Come on get dressed or you'll be late.
No.
Please get changed out of your uniform after school to keep it clean.
No.
Please get ready for your club now, it's time to leave soon.
No.
Can you do your homework please.
No.
Time to go up to bed now.
No.
Come on, lights out now.
No.
You haven't eaten any of the vegetables, can you eat some veg.
No.
You need a shower/hair wash, can you shower today please.
No.
I mean, how do you parent this?
DS was completely compliant and obedient and perfectly happy to follow routine requests for the first 12 years of his life.
This is a sudden change since 13.
It's exhausting.
It impacts on the running of family life on a daily basis.
I am spending so long dealing with this behaviour because when he says no I have to then reiterate to him that he NEEDS to do x y or z because if he doesn't then x y or z will or won't happen. Still he says no. Then I immediately get stressed because his refusal to do things blocks the running time of what needs to be done. And it blocks me ftom being able to get on with things I need to do because of the time I then need to spend on managing this defiant behaviour.
Sanctions don't work.
I took his phone away for 5 days and during the time without it he told me he was really enjoying not having his phone and thanked me!
So next time I switched tactic and said right you're not allowed out with your friends for a whole week for constantly refusing what I'm asking you to do and during that week he said he was really enjoying not going out with friends after school and being at home more and thanked me again!
I took the PlayStation away for a week another time and he said he enjoyed it because it made him do other things instead of playing on a screen!
I can't think of any other sanctions.
I've looked at PDA but he never did this until age 13. Surely you can't suddenly develop PDA after 13 years? He never ever defied or opposed me before now.
It's really getting me down and it's affecting our relationship. We've always been so close and loving with each other. We are still close and loving. But his "No no no" to every basic request is really stressful and difficult to deal with and it's upsetting me.
AIBU?
Is this normal teenage behaviour?
I've tried several times leaving him to it and have stopped asking him to do things he needs to do, and it completely backfires. He just doesn't do any of the things he needs to do. This then makes him late for school which in turn makes me late for work and I get spoken to by my boss. Or he doesn't get ready for his club which makes him arrive late and then I get spoken to about it by the club. Or he doesn't go to bed or switch his light off which makes him unmanageable with tiredness the next morning. So dropping the requests and leaving him to get on with things doesn't work because he simply doesn't do them.

OP posts:
MonTuesWeds · 05/06/2025 05:22

HonoriaBulstrode · 04/06/2025 13:48

I'd call his bluff and keep the devices. Bonus if he's learning these tactics online. (It does read like a script he's !earned.)

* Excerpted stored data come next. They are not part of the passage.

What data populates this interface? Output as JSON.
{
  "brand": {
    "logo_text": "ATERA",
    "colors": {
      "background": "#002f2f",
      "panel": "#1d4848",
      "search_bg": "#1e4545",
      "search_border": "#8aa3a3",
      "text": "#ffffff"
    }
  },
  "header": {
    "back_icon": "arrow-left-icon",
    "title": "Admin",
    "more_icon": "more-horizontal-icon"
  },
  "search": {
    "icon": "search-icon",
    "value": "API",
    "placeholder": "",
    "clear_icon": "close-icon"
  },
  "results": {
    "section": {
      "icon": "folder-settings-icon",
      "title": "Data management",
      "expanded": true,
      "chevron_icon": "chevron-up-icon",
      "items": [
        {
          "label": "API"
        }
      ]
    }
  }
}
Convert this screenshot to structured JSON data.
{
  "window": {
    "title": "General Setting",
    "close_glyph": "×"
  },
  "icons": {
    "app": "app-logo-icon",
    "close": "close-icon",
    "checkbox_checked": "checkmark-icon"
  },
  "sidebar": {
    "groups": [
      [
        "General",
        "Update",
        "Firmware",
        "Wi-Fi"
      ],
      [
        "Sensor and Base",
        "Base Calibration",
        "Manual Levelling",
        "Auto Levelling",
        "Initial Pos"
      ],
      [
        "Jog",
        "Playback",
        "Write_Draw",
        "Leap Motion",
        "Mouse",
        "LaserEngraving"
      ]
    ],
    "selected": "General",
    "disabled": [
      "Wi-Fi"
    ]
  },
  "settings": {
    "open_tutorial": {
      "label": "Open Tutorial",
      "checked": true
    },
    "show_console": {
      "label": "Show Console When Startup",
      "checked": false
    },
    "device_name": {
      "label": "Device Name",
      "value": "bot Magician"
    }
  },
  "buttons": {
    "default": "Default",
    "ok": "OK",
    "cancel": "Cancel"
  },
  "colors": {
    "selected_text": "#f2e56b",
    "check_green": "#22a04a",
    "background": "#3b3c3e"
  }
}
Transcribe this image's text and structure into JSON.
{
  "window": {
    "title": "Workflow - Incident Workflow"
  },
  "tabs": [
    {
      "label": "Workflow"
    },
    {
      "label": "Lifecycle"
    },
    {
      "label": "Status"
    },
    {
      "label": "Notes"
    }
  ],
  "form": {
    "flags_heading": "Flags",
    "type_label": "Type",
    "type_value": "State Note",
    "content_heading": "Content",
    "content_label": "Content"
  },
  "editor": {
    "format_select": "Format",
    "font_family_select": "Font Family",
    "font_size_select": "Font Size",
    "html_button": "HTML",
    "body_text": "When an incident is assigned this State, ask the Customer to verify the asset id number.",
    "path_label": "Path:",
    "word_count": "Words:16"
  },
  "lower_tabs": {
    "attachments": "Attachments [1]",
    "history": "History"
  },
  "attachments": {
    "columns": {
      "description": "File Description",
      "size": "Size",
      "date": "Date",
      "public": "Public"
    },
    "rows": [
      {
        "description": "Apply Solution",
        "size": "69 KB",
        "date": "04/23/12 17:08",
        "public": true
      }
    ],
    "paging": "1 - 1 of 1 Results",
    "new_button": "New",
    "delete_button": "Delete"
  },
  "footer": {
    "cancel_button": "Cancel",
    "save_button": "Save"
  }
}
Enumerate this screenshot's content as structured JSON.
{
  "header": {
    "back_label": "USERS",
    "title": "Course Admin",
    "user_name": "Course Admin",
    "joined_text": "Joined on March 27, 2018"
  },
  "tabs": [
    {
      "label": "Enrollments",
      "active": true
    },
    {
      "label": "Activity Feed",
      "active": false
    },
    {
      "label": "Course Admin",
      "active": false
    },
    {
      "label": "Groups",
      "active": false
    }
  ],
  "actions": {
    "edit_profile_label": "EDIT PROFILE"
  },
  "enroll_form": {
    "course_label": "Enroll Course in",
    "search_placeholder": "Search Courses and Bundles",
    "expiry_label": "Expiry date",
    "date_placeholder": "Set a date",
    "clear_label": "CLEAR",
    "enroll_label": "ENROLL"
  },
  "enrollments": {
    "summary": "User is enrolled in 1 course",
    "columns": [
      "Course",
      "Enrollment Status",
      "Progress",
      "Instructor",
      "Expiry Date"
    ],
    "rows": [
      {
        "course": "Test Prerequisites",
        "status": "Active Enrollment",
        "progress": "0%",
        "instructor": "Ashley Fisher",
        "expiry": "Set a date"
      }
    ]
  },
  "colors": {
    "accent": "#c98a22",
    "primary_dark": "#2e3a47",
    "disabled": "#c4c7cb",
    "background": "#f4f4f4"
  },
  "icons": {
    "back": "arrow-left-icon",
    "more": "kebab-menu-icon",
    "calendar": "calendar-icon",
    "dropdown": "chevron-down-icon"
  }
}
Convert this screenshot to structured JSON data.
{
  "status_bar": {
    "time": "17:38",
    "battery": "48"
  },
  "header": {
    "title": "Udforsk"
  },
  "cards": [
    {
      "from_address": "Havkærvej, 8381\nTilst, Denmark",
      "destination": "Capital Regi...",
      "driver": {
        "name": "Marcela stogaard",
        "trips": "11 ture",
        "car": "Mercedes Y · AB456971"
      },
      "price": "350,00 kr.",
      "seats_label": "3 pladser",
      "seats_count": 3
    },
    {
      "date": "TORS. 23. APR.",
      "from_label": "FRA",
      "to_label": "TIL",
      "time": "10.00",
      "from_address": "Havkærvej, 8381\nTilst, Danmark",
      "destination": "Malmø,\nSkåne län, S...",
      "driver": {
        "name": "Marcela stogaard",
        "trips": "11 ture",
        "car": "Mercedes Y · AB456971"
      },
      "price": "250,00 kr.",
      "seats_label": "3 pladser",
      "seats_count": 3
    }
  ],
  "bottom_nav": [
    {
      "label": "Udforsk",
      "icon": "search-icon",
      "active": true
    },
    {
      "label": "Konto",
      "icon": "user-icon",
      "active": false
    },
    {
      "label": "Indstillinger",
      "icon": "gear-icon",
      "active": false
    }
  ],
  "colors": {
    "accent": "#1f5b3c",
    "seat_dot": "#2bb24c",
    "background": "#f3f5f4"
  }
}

And turn it back on him. 'I'm so glad you don't want to go to the club any more. I can stop doing the extra hours to pay for it/can spend the money on [something nice for you].

And of course anything he asks for, unless it's essential for school, the answer is 'no'.

Yes absolutely - "screens rot your brain, I'm delighted you're no longer interested in them" - why on earth reward these tactics by giving them back

LaLaLaLavaChChChChicken · 05/06/2025 05:25

Every time he does it, sing a song with No in it. No, no. No, n-no no. No, n-no no, no no there’s no limits! Combine it with a cringy dance. Use the power of cringe and embarrassment to your advantage.